Die 3D-SPI hat sich hier als geeignete Prüfung etabliert. Viscom bietet für diesen Zweck das Inspektionssystem S3088 SPI mit Streifenprojektionsverfahren an. Es kontrolliert Versatz, Vollständigkeit und Verschmierung sowie Höhe, Fläche und Volumen der Lotpaste werden mit präziser Messtechnik. Während der Prüfung stehen umfangreiche Detailinformationen als Onlinestatistik über den Pastendruck für den Operator zur Verfügung.

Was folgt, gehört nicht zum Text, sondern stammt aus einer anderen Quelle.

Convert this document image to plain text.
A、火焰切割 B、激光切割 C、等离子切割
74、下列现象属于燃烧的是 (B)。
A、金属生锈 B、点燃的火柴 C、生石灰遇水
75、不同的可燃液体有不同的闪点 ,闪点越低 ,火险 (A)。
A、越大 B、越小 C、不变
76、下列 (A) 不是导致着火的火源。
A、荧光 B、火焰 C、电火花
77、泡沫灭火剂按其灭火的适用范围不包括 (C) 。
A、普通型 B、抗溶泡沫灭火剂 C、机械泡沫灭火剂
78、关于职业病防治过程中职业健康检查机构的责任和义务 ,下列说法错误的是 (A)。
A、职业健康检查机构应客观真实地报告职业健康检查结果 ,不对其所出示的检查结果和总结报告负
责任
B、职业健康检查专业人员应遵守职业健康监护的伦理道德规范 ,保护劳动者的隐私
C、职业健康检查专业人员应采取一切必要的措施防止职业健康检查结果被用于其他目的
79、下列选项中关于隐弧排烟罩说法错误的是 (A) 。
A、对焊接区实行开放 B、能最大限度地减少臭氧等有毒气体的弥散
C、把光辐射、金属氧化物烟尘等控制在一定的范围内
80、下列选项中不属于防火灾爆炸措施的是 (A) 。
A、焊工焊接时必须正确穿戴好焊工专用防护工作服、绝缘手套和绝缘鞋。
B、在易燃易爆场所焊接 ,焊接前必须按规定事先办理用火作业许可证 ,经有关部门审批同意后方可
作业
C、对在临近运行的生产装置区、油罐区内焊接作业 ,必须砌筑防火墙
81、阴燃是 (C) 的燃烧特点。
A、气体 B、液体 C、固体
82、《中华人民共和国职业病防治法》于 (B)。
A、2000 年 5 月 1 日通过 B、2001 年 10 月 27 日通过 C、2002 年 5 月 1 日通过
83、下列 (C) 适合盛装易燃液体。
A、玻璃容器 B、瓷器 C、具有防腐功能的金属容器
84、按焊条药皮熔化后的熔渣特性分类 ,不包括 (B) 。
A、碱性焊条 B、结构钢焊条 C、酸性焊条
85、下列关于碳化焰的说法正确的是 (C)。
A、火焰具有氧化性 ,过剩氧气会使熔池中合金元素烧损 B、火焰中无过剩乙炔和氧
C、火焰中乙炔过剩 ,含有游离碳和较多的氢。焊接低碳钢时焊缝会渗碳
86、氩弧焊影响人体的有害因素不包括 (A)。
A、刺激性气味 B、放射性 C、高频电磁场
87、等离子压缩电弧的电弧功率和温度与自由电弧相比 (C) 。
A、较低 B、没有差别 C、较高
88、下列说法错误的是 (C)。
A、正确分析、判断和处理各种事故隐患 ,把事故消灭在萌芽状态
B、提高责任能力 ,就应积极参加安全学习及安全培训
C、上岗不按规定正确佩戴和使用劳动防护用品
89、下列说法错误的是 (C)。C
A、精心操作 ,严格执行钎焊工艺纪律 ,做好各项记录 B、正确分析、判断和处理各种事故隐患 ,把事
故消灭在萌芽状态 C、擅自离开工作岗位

Downlink, Uplink und erweiterte Inspektion
Des Weiteren hat Viscom neben der schnellen und zuverlässigen Pastendruckinspektion mit dem Quality Uplink ein umfangreiches Paket zur Prozessoptimierung geschaffen. Als fester Bestandteil der Software gehört dazu der Downlink, also die Closed-Loop-Anbindung zum Pastendrucker und der Bestücker-Uplink zum Bestückautomaten. Die SPI liefert dabei Informationen über den Pastendruck und kann, falls sich das Druckbild während der Produktion verschiebt, eine automatische Korrektur des Druckes herbeiführen. Außerdem gibt es die Möglichkeit, den Reinigungszyklus zu optimieren. Die Schnittstellen für Ekra, Dek und Speedline (MPM) wurden im Feldtest erfolgreich implementiert, weitere Schnittstellen können auf Anfrage eingebunden werden beziehungsweise befinden sich bereits in der Entwicklung. Ein längerer Reinigungszyklus ermöglicht höheren Durchsatz und senkt Verbrauchskosten am Drucker.

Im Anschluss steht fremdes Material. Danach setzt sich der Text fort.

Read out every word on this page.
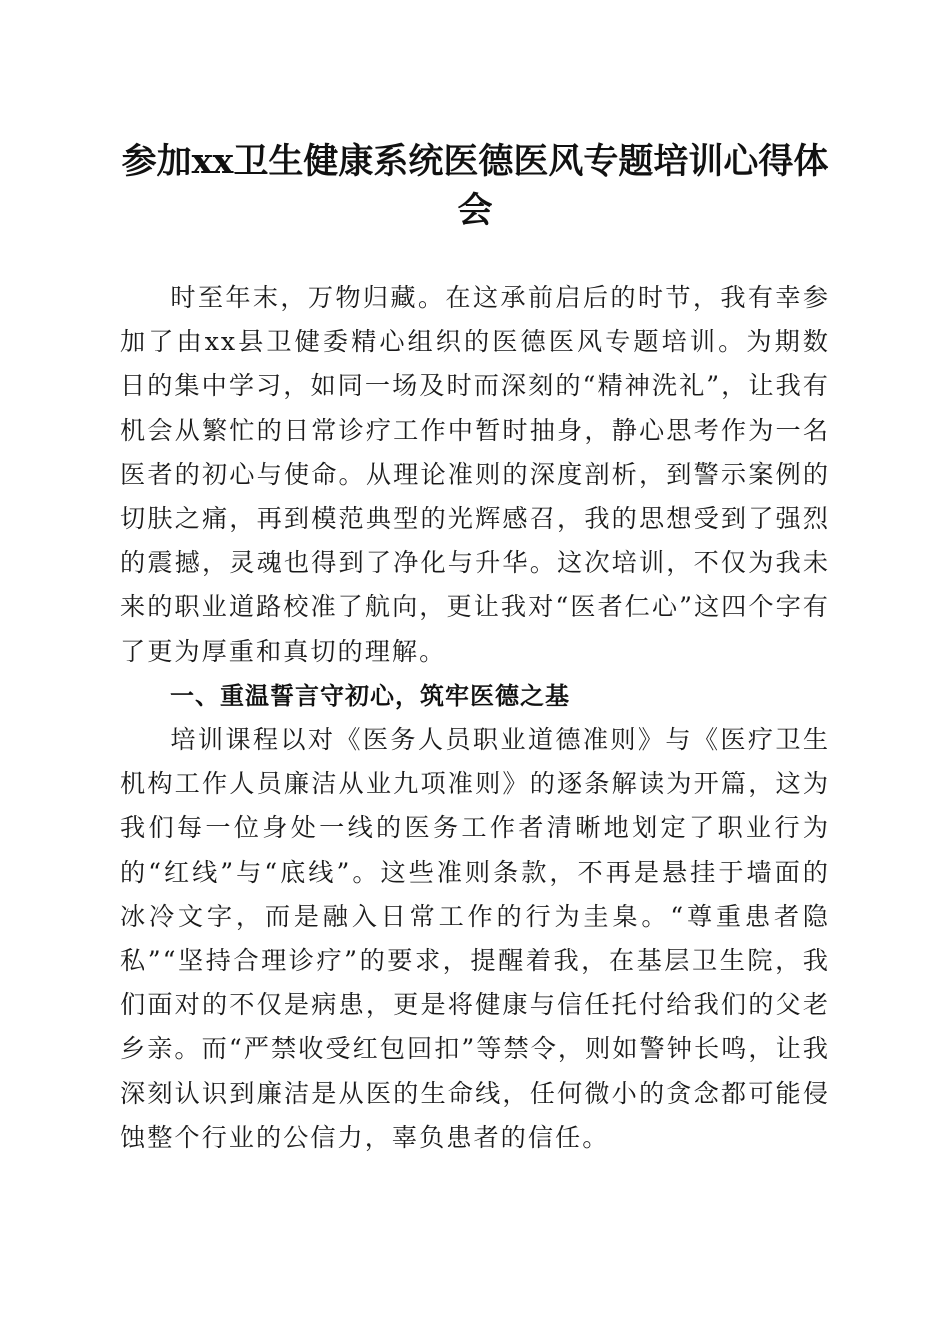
参加xx卫生健康系统医德医风专题培训心得体会

时至年末，万物归藏。在这承前启后的时节，我有幸参加了由xx县卫健委精心组织的医德医风专题培训。为期数日的集中学习，如同一场及时而深刻的“精神洗礼”，让我有机会从繁忙的日常诊疗工作中暂时抽身，静心思考作为一名医者的初心与使命。从理论准则的深度剖析，到警示案例的切肤之痛，再到模范典型的光辉感召，我的思想受到了强烈的震撼，灵魂也得到了净化与升华。这次培训，不仅为我未来的职业道路校准了航向，更让我对“医者仁心”这四个字有了更为厚重和真切的理解。

一、重温誓言守初心，筑牢医德之基

培训课程以对《医务人员职业道德准则》与《医疗卫生机构工作人员廉洁从业九项准则》的逐条解读为开篇，这为我们每一位身处一线的医务工作者清晰地划定了职业行为的“红线”与“底线”。这些准则条款，不再是悬挂于墙面的冰冷文字，而是融入日常工作的行为圭臬。“尊重患者隐私”“坚持合理诊疗”的要求，提醒着我，在基层卫生院，我们面对的不仅是病患，更是将健康与信任托付给我们的父老乡亲。而“严禁收受红包回扣”等禁令，则如警钟长鸣，让我深刻认识到廉洁是从医的生命线，任何微小的贪念都可能侵蚀整个行业的公信力，辜负患者的信任。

Darüber hinaus bietet Viscom im Rahmen der Programmerstellung auch die Überprüfung des Stencildesigns. Dabei wird ermittelt und angezeigt, ob die Stencilöffnungen Designregeln verletzen (vgl. IPC 7525B). Diese Funktion ist insbesondere bei EMS-Unternehmen beliebt, weil diese häufig keinen direkten Einfluss auf das Schablonendesign haben. Auch die automatische Korrektur der Bestückung ist möglich. Der Bestücker kann den Ergebnissen der SPI-Prüfung folgen und Position und Abwurfhöhe insbesondere von Bauteilen kleiner Größen anpassen. Der Mehrwert der SPI-Systeme von Viscom liegt in der Verkettung der SPI- und AOI/AXI/MXI-Ergebnisse. Viele Auffälligkeiten im Pastendruck korrigieren sich im Lötofen oder während des Prozesses selbst. Nicht jeder Pastenfehler führt also direkt zu einem Lötfehler. Zu wissen, wo die Grenze verläuft, welche Pastenfehler zu echten Lötfehlern werden und welche nicht, spart daher Geld. Zusätzlich gilt, dass die IPC–A-610, das Standardwerk für die Abnahmekriterien von elektronischen Baugruppen, nur die fertig gelötete Baugruppe beschreibt. Den weiteren Bedarf an einer geeigneten Lösung zur übergreifenden Prozessverbesserung zeigt auch die Tatsache, dass trotz Einsatz eines 3D-Pastenprüfsystems in vielen Fertigungslinien immer wieder die im Kasten „Fragen zum Pastendruck“ beschriebenen Fragen auftauchen. Die Lösung bietet unter anderem der Quality Uplink.
Fragenkatalog
Trotz Einsatz eines 3D-Pastenprüfsystems in vielen Fertigungslinien, Fragen gibt es dennoch:
Fragen zum Pastendruck
- Wann muss eine bedruckte Baugruppe verschrottet werden? (speziell bei schon einseitig bestückten Baugruppen teilweise sehr kostspielig)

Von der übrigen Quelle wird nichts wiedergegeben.